Extract ORF (coding) sequences —Each of the reference ORF sequences is typically composed of multiple exons. In the genome, these exons are interrupted by introns. To extract the coding sequence corresponding to the entire reference ORF, we need to identify correct exons from assembled contigs and stitch these identified exons into a complete ORF sequence. We adopted a bioinformatics pipeline called ”exon mapping” to fulfill this purpose. For each reference ORF, we used EXONERATE version 2.2.0 (Slater & Birney 2005) to locate its relevant exons from the filtered contigs based on its translated protein sequence. The identified exons are then mapped onto the reference ORF to make an orthologous ORF sequence (missing regions were filled with N), based on the coordinate information from the EXONERATE searches. This exon mapping strategy makes the obtained coding sequences from each sample have the same length to the reference ORF, which reduces the difficulty of sequence aligning. The workflow of extracting the orthologous ORF sequence is illustrated in Figure 2b. The whole bioinformatics procedure is fulfilled by an in-house Python script ”Extracting coding sequences.py.”

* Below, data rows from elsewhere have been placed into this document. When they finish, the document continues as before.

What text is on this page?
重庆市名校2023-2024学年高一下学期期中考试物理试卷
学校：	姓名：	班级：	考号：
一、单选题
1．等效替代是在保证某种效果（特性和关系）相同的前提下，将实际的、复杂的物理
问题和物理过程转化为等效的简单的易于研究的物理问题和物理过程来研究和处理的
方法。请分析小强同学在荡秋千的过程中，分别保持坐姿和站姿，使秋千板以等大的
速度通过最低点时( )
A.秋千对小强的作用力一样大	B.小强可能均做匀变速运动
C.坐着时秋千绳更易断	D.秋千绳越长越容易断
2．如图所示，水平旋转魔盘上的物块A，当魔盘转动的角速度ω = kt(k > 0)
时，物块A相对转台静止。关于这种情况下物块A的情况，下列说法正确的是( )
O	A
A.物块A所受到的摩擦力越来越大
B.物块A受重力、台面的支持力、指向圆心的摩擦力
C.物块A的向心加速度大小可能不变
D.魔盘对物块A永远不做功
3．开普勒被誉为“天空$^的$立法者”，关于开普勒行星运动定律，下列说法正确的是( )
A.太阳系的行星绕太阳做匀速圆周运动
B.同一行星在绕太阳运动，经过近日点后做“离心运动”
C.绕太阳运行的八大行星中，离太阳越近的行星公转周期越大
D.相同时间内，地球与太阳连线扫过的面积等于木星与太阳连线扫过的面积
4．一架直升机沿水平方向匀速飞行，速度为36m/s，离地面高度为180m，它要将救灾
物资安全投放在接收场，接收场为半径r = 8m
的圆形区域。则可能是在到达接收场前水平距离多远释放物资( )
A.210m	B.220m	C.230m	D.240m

Extract UTR (noncoding) sequences — Unlike the ORF sequences are fractured in the genome, UTR sequences are commonly continuous in the genome and most likely located within single assembled contigs. Based on the reference UTRs, we used a mutual best-hit (MBH) strategy (program = BLASTN, e-value < 1e−10, identity > 70%) to extract UTR orthologous groups (OGs) from all samples. The 1:1 orthology is confirmed if one contig of a sampled species and one reference UTR sequence find each other as the best hit in the bidirectional BLAST. Within each UTR OGs, the extracted sequences are normally different in length, which may make them difficult to be aligned. We used a previously published Python script (Li et al., 2019) to determine the optimal aligning region for all sequences within a UTR OG. In brief, the script uses the mutual-BLAST results to determine the relative position of each sequence to the reference sequence and searches for the optimal upstream and downstream boundaries to trim the sequences. Here, we demand that at least 40% of species have data at both the upstream and downstream boundaries. The workflow of extracting the orthologous UTR sequence is illustrated in Figure 2c.